Only on the lower hills, where the rough country rock cropped up and nature was at its worst, only there did the real Mexico creep in and assert itself in a crude huddle of half-Indian huts; the dwellings of the care-free natives.

"Well, by Jove!" exclaimed De Lancey, surveying the scene with an appraising eye, "this doesn't look very much like Mexico – or a revolution, either!"

"No, it don't," admitted Bud; "everything running full blast, too. Look at that ore-train coming around the hill!"

"Gee, what a burg!" raved Phil. "Say, there's some class to this – what? If I mistake not, we'll be able to find a few congenial spirits here to help us spend our money. Talk about a company town! I'll bet you their barroom is full of Americans. There's the corral down below – let's ride by and leave our horses and see what's the price of drinks. They can't faze me, whatever it is – we doubled our money at the line."

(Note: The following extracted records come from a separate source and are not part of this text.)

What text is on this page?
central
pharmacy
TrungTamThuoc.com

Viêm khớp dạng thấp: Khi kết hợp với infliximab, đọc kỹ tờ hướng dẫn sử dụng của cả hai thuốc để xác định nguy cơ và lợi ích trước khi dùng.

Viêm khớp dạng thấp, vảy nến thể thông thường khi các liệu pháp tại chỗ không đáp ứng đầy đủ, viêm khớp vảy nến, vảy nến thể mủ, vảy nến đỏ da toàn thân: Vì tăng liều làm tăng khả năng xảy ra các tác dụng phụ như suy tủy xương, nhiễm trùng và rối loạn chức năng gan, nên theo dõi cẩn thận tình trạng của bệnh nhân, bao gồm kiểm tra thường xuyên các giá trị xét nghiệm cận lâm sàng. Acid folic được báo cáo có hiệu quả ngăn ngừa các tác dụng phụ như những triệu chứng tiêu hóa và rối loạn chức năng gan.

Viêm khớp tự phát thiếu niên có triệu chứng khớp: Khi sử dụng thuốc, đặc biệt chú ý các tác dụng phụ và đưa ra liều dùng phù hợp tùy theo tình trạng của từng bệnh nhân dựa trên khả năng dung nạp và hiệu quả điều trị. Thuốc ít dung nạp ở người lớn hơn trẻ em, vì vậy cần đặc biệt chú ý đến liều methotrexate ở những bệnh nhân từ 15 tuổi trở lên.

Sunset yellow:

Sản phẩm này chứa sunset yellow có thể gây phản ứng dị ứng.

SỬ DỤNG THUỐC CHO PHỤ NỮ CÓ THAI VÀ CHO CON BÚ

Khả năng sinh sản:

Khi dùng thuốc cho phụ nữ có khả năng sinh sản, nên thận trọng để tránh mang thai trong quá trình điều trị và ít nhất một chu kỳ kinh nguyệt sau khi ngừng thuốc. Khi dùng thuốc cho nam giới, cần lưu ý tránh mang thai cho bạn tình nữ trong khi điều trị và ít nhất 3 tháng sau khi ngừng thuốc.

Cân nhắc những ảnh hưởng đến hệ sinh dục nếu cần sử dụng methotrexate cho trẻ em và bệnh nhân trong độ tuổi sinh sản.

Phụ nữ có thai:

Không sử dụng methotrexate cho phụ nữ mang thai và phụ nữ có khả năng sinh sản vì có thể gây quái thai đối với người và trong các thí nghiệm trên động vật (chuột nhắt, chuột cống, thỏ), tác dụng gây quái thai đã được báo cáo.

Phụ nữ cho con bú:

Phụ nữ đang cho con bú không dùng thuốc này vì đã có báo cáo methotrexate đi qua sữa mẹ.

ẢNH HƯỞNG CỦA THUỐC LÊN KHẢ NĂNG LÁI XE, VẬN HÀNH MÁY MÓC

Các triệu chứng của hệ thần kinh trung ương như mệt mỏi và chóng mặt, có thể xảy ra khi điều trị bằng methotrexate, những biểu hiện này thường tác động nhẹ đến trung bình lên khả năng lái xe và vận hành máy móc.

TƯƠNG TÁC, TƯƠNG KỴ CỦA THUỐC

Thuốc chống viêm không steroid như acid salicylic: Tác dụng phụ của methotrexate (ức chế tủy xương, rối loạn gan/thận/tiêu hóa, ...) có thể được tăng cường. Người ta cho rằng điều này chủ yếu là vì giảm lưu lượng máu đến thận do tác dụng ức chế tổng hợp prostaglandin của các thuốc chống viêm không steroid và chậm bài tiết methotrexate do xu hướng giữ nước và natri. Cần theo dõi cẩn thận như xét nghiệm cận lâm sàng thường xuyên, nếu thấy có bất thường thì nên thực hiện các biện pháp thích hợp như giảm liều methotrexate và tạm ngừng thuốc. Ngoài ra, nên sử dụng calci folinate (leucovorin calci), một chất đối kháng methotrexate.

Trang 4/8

Financially considered, they had done just that – for, for every American dollar in their pockets they could get two that were just as good, except for the picture on the side. This in itself was a great inducement for a ready spender and, finding good company at the Fortuna hotel bar, Phil bought five dollars' worth of drinks, threw down a five-dollar bill, and got back five dollars – Mex.

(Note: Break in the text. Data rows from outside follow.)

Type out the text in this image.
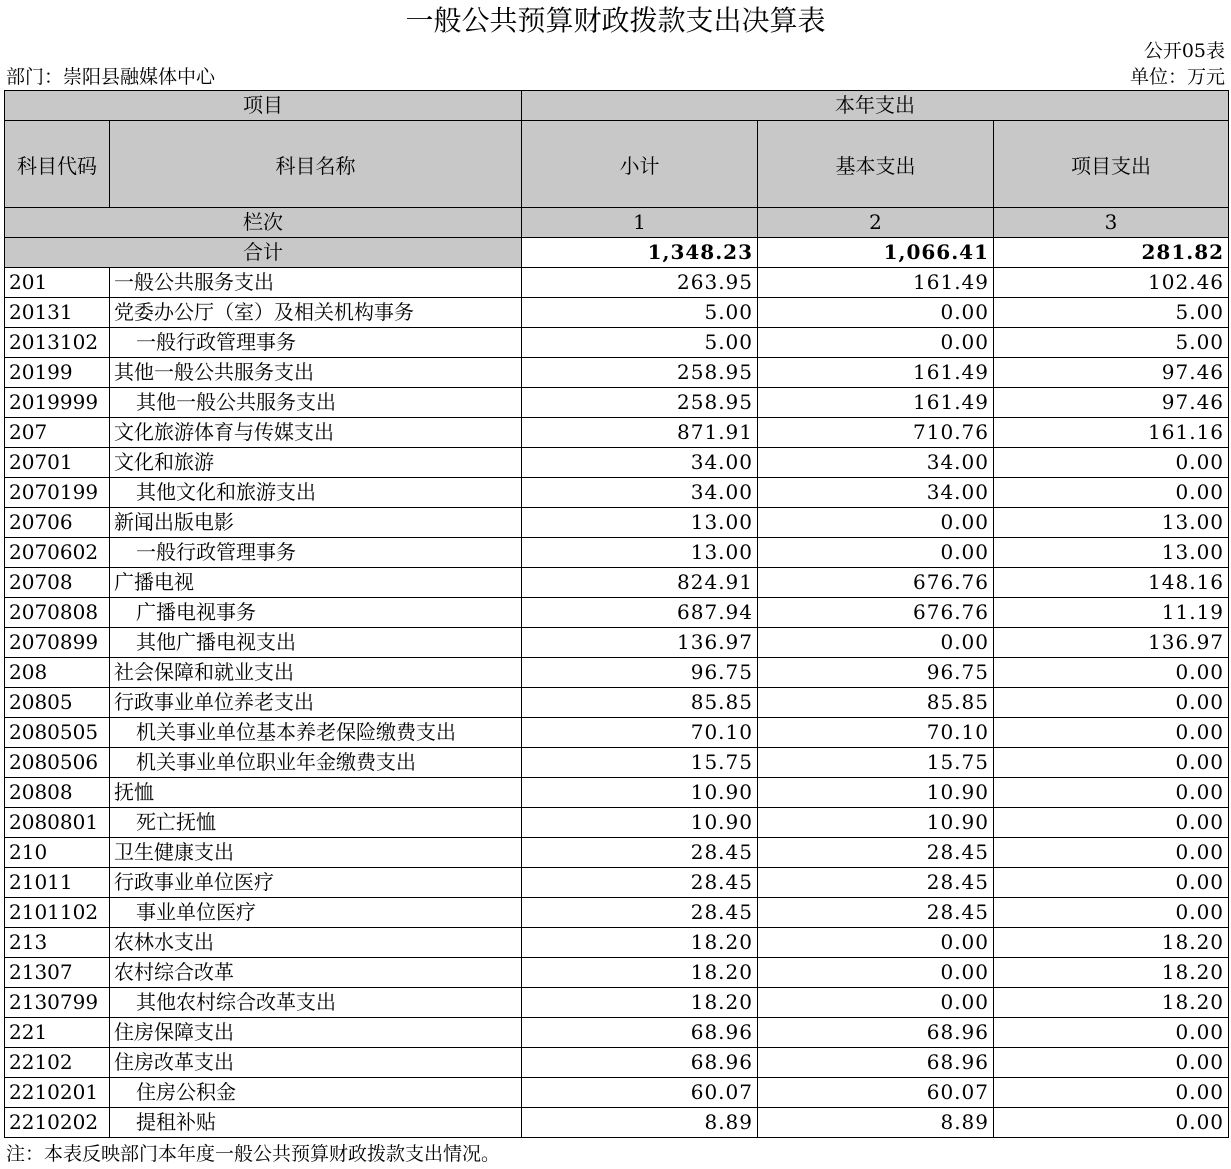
一般公共预算财政拨款支出决算表
公开05表
部门：崇阳县融媒体中心	单位：万元
项目		本年支出		
科目代码	科目名称	小计	基本支出	项目支出
栏次		1	2	3
合计		1,348.23	1,066.41	281.82
201	一般公共服务支出	263.95	161.49	102.46
20131	党委办公厅（室）及相关机构事务	5.00	0.00	5.00
2013102	一般行政管理事务	5.00	0.00	5.00
20199	其他一般公共服务支出	258.95	161.49	97.46
2019999	其他一般公共服务支出	258.95	161.49	97.46
207	文化旅游体育与传媒支出	871.91	710.76	161.16
20701	文化和旅游	34.00	34.00	0.00
2070199	其他文化和旅游支出	34.00	34.00	0.00
20706	新闻出版电影	13.00	0.00	13.00
2070602	一般行政管理事务	13.00	0.00	13.00
20708	广播电视	824.91	676.76	148.16
2070808	广播电视事务	687.94	676.76	11.19
2070899	其他广播电视支出	136.97	0.00	136.97
208	社会保障和就业支出	96.75	96.75	0.00
20805	行政事业单位养老支出	85.85	85.85	0.00
2080505	机关事业单位基本养老保险缴费支出	70.10	70.10	0.00
2080506	机关事业单位职业年金缴费支出	15.75	15.75	0.00
20808	抚恤	10.90	10.90	0.00
2080801	死亡抚恤	10.90	10.90	0.00
210	卫生健康支出	28.45	28.45	0.00
21011	行政事业单位医疗	28.45	28.45	0.00
2101102	事业单位医疗	28.45	28.45	0.00
213	农林水支出	18.20	0.00	18.20
21307	农村综合改革	18.20	0.00	18.20
2130799	其他农村综合改革支出	18.20	0.00	18.20
221	住房保障支出	68.96	68.96	0.00
22102	住房改革支出	68.96	68.96	0.00
2210201	住房公积金	60.07	60.07	0.00
2210202	提租补贴	8.89	8.89	0.00
注：本表反映部门本年度一般公共预算财政拨款支出情况。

The proprietor, a large and jovial boniface, pulled off this fiscal miracle with the greatest good humor and then, having invited them to partake of a very exquisite mixture of his own invention, propped himself upon his elbows across the bar and inquired with an ingenuous smile:

"Well, which away are you boys traveling, if I may ask?"

"Oh, down below a ways," answered De Lancey, who always constituted himself the board of strategy. "Just rambling around a little – how's the country around here now?"

"Oh, quiet, quiet!" assured their host. "These Mexicans don't like the cold weather much – they would freeze, you know, if it was not for that zarape which they wind about them so!"

He made a motion as of a native wrapping his entire wardrobe about his neck and smiled, and De Lancey knew that he was no Mexican. And yet that soft "which away" of his betrayed a Spanish tongue.

"Ah, excuse me," he said, taking quick advantage of his guess, "but from the way you pronounce that word 'zarape' I take it that you speak Spanish."

"No one better," replied the host, smiling pleasurably at being taken at his true worth, "since I was born in the city of Burgos, where they speak the true Castilian. It is a different language, believe me, from this bastard Mexican tongue. And do you speak Spanish also?" he inquired, falling back into the staccato of Castile.